Huskies move up to No. 9 in College Football Playoff rankings

Cougars are No. 19

By Percy Allen

The Seattle Times

In the second College Football Playoff rankings released Tuesday afternoon, Washington improved three spots to No. 9.

At this rate, the Huskies will certainly land among the coveted Final Four when the final rankings and bowl pairings are announced Dec. 3. Of course, that’s assuming UW continues to win impressively and chaos befalls the other top-10 ranked teams.

Washington (8-1, 5-1 Pac-12) sits behind four undefeated teams and four one-loss teams.

The top four teams in the CFP remained unchanged starting with No. 1 Georgia (9-0) followed by No. 2 Alabama (9-0), No. 3 Notre Dame (8-1) and No. 4 Clemson (8-1).

The next four includes: No. 5 Oklahoma (8-1), No. 6 TCU (8-1), No. 7 Miami (8-0) and No. 8 Wisconsin (9-0).

Washington, which is ranked ninth in the Associated Press poll, finishes the regular season at Stanford (6-3) on Friday before home games against Utah (5-4) and No. 19 Washington State (8-2).

“You have 13 individuals that go deep into these teams that look at the complete resume,” CFP commitee chairman Kirby Hocutt said. “We look at what’s happening. Where the games are played. What’s transpiring in that particular game.

“So all of that matters as we evaluate these teams.

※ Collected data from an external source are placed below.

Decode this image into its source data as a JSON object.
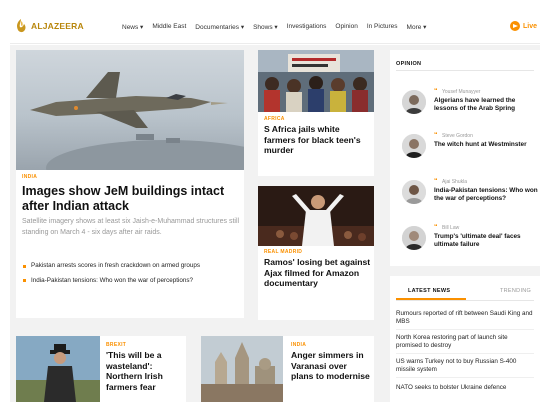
{
  "brand": {
    "name": "ALJAZEERA",
    "accent": "#fa9000",
    "logo_color": "#b8860b"
  },
  "nav": {
    "items": [
      "News ▾",
      "Middle East",
      "Documentaries ▾",
      "Shows ▾",
      "Investigations",
      "Opinion",
      "In Pictures",
      "More ▾"
    ],
    "live_label": "Live"
  },
  "hero": {
    "tag": "INDIA",
    "title": "Images show JeM buildings intact after Indian attack",
    "summary": "Satellite imagery shows at least six Jaish-e-Muhammad structures still standing on March 4 - six days after air raids.",
    "bullets": [
      "Pakistan arrests scores in fresh crackdown on armed groups",
      "India-Pakistan tensions: Who won the war of perceptions?"
    ]
  },
  "cards": {
    "mid1": {
      "tag": "AFRICA",
      "title": "S Africa jails white farmers for black teen's murder"
    },
    "mid2": {
      "tag": "REAL MADRID",
      "title": "Ramos' losing bet against Ajax filmed for Amazon documentary"
    },
    "bot1": {
      "tag": "BREXIT",
      "title": "'This will be a wasteland': Northern Irish farmers fear"
    },
    "bot2": {
      "tag": "INDIA",
      "title": "Anger simmers in Varanasi over plans to modernise"
    }
  },
  "opinion": {
    "label": "OPINION",
    "items": [
      {
        "author": "Yousef Munayyer",
        "title": "Algerians have learned the lessons of the Arab Spring"
      },
      {
        "author": "Steve Gordon",
        "title": "The witch hunt at Westminster"
      },
      {
        "author": "Ajai Shukla",
        "title": "India-Pakistan tensions: Who won the war of perceptions?"
      },
      {
        "author": "Bill Law",
        "title": "Trump's 'ultimate deal' faces ultimate failure"
      }
    ]
  },
  "latest": {
    "tab_active": "LATEST NEWS",
    "tab_inactive": "TRENDING",
    "items": [
      "Rumours reported of rift between Saudi King and MBS",
      "North Korea restoring part of launch site promised to destroy",
      "US warns Turkey not to buy Russian S-400 missile system",
      "NATO seeks to bolster Ukraine defence"
    ]
  }
}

How these teams lose, who they lose to and of course winning is one of the important things as you look at a body of work for a particular team.”

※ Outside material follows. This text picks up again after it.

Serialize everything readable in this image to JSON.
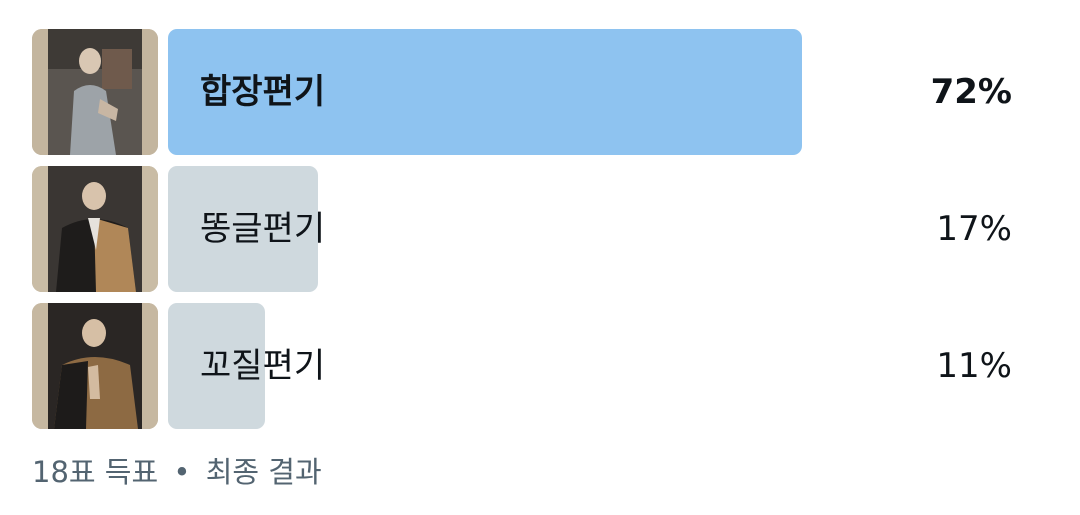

Here is the criteria the 13-person CFP committee uses in determining its rankings:

• Conference championships won

• Strength of schedule

• Head-to-head competition

• Outcomes of common opponents

• Other relevant factors

The Huskies may continue to climb in the CFP rankings if they defeat Stanford (UW is a 5.5-point favorite) considering Notre Dame plays at Miami while TCU travels to Oklahoma this week.

Georgia has a tough game at No. 10 Auburn and Alabama visits No. 16 Mississippi State.

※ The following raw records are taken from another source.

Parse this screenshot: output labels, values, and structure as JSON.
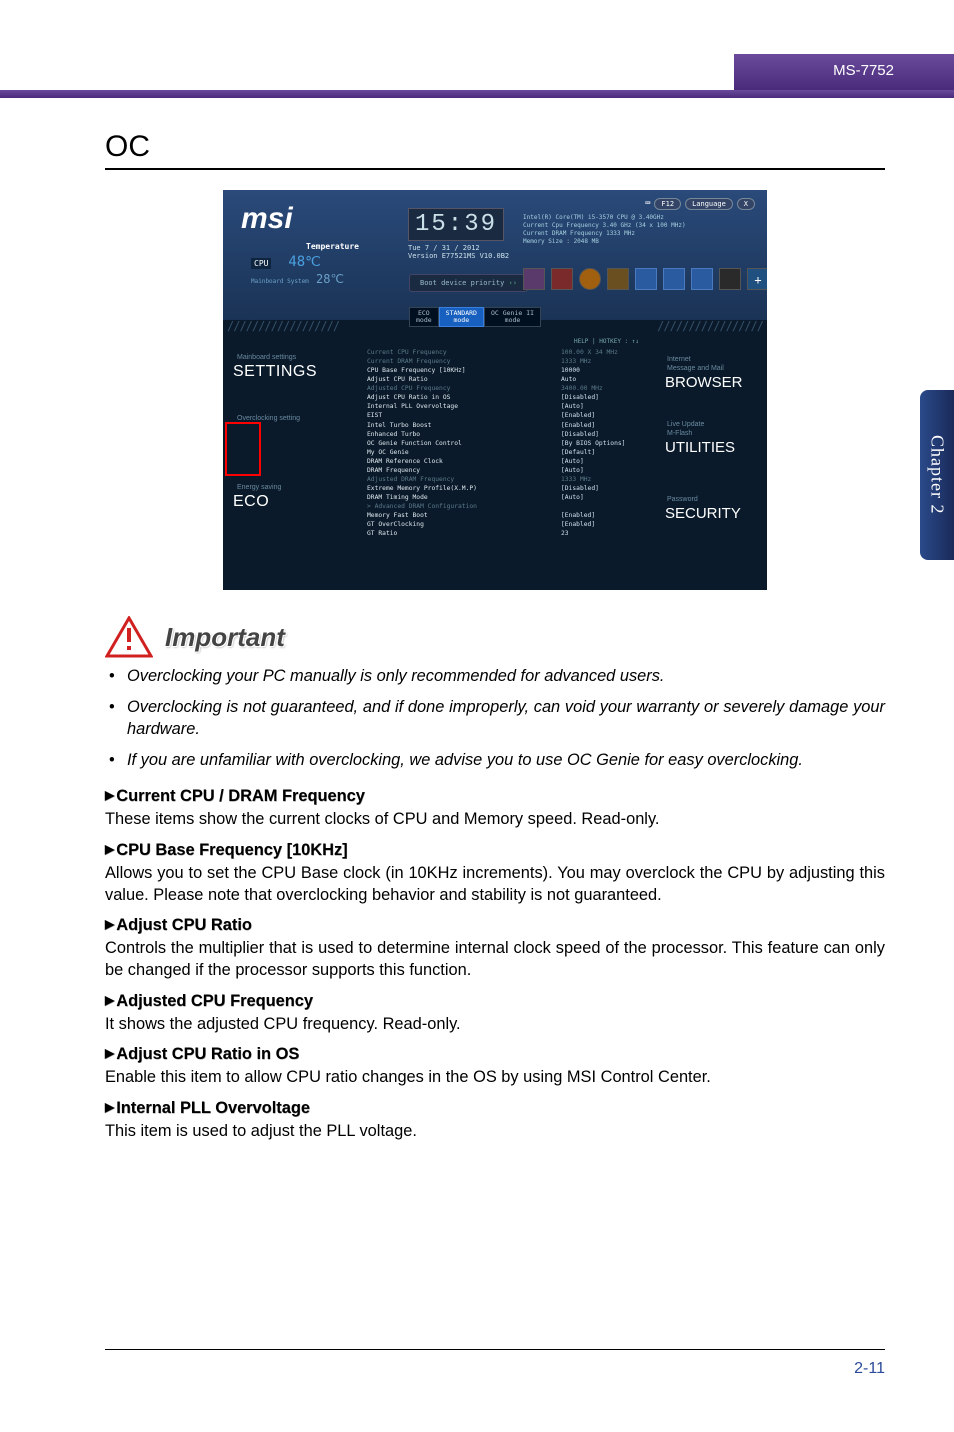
{
  "doc_id": "MS-7752",
  "side_tab": "Chapter 2",
  "page_number": "2-11",
  "page_title": "OC",
  "bios": {
    "logo": "msi",
    "temperature_label": "Temperature",
    "cpu_label": "CPU",
    "cpu_temp": "48℃",
    "sys_label": "Mainboard System",
    "sys_temp": "28℃",
    "time": "15:39",
    "date": "Tue  7 / 31 / 2012",
    "version": "Version E77521MS V10.0B2",
    "sysinfo": [
      "Intel(R) Core(TM) i5-3570 CPU @ 3.40GHz",
      "Current Cpu Frequency 3.40 GHz (34 x 100 MHz)",
      "Current DRAM Frequency 1333 MHz",
      "Memory Size : 2048 MB"
    ],
    "top_buttons": {
      "screenshot": "F12",
      "lang": "Language",
      "close": "X"
    },
    "boot_priority": "Boot device priority",
    "mode_tabs": [
      "ECO\nmode",
      "STANDARD\nmode",
      "OC Genie II\nmode"
    ],
    "mode_active_index": 1,
    "help_hotkey": "HELP | HOTKEY : ↑↓",
    "left_nav": {
      "mainboard": "Mainboard settings",
      "settings": "SETTINGS",
      "overclocking": "Overclocking setting",
      "energy": "Energy saving",
      "eco": "ECO"
    },
    "right_nav": {
      "internet": "Internet",
      "messaging": "Message and Mail",
      "browser": "BROWSER",
      "live": "Live Update",
      "mflash": "M-Flash",
      "utilities": "UTILITIES",
      "password": "Password",
      "security": "SECURITY"
    },
    "rows": [
      {
        "k": "Current CPU Frequency",
        "v": "100.00 X 34 MHz",
        "muted": true
      },
      {
        "k": "Current DRAM Frequency",
        "v": "1333 MHz",
        "muted": true
      },
      {
        "k": "CPU Base Frequency [10KHz]",
        "v": "10000"
      },
      {
        "k": "Adjust CPU Ratio",
        "v": "Auto"
      },
      {
        "k": "Adjusted CPU Frequency",
        "v": "3400.00 MHz",
        "muted": true
      },
      {
        "k": "Adjust CPU Ratio in OS",
        "v": "[Disabled]"
      },
      {
        "k": "Internal PLL Overvoltage",
        "v": "[Auto]"
      },
      {
        "k": "EIST",
        "v": "[Enabled]"
      },
      {
        "k": "Intel Turbo Boost",
        "v": "[Enabled]"
      },
      {
        "k": "Enhanced Turbo",
        "v": "[Disabled]"
      },
      {
        "k": "OC Genie Function Control",
        "v": "[By BIOS Options]"
      },
      {
        "k": "My OC Genie",
        "v": "[Default]"
      },
      {
        "k": "DRAM Reference Clock",
        "v": "[Auto]"
      },
      {
        "k": "DRAM Frequency",
        "v": "[Auto]"
      },
      {
        "k": "Adjusted DRAM Frequency",
        "v": "1333 MHz",
        "muted": true
      },
      {
        "k": "Extreme Memory Profile(X.M.P)",
        "v": "[Disabled]"
      },
      {
        "k": "DRAM Timing Mode",
        "v": "[Auto]"
      },
      {
        "k": "Advanced DRAM Configuration",
        "v": "",
        "muted": true,
        "caret": true
      },
      {
        "k": "Memory Fast Boot",
        "v": "[Enabled]"
      },
      {
        "k": "GT OverClocking",
        "v": "[Enabled]"
      },
      {
        "k": "GT Ratio",
        "v": "23"
      }
    ]
  },
  "important_label": "Important",
  "bullets": [
    "Overclocking your PC manually is only recommended for advanced users.",
    "Overclocking is not guaranteed, and if done improperly, can void your warranty or severely damage your hardware.",
    "If you are unfamiliar with overclocking, we advise you to use OC Genie for easy overclocking."
  ],
  "sections": [
    {
      "heading": "Current CPU / DRAM Frequency",
      "body": "These items show the current clocks of CPU and Memory speed. Read-only."
    },
    {
      "heading": "CPU Base Frequency [10KHz]",
      "body": "Allows you to set the CPU Base clock (in 10KHz increments). You may overclock the CPU by adjusting this value. Please note that overclocking behavior and stability is not guaranteed."
    },
    {
      "heading": "Adjust CPU Ratio",
      "body": "Controls the multiplier that is used to determine internal clock speed of the processor. This feature can only be changed if the processor supports this function."
    },
    {
      "heading": "Adjusted CPU Frequency",
      "body": "It shows the adjusted CPU frequency. Read-only."
    },
    {
      "heading": "Adjust CPU Ratio in OS",
      "body": "Enable this item to allow CPU ratio changes in the OS by using MSI Control Center."
    },
    {
      "heading": "Internal PLL Overvoltage",
      "body": "This item is used to adjust the PLL voltage."
    }
  ]
}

“There’s not a team in the Pac-12 that controls its own destiny,” said ESPN analyst Joey Galloway, the former Seahawks receiver. “They (the Huskies) need help.”

In addition to UW and WSU, No. 11 USC (8-2) is the third team in the CFP rankings.

During the three-year history of the CFP poll, only three semifinalists were ranked outside of the top 10 in Week 2.

In 2015 Michigan State and Oklahoma were 13th and 12th respectively and in 2014 Ohio State was 14th.

Last year, Washington was No. 4 when the second CFP rankings were released. The Huskies finished fourth.

The knock against Washington is its strength of record, which ranks 17th in the nation. So far, the Huskies’ best win is a 38-3 victory against Oregon (5-5). UW also lost 13-7 at Arizona State.

“They’ve beaten nobody,” Galloway said. “And they lost a game on a schedule that had nobody on it.”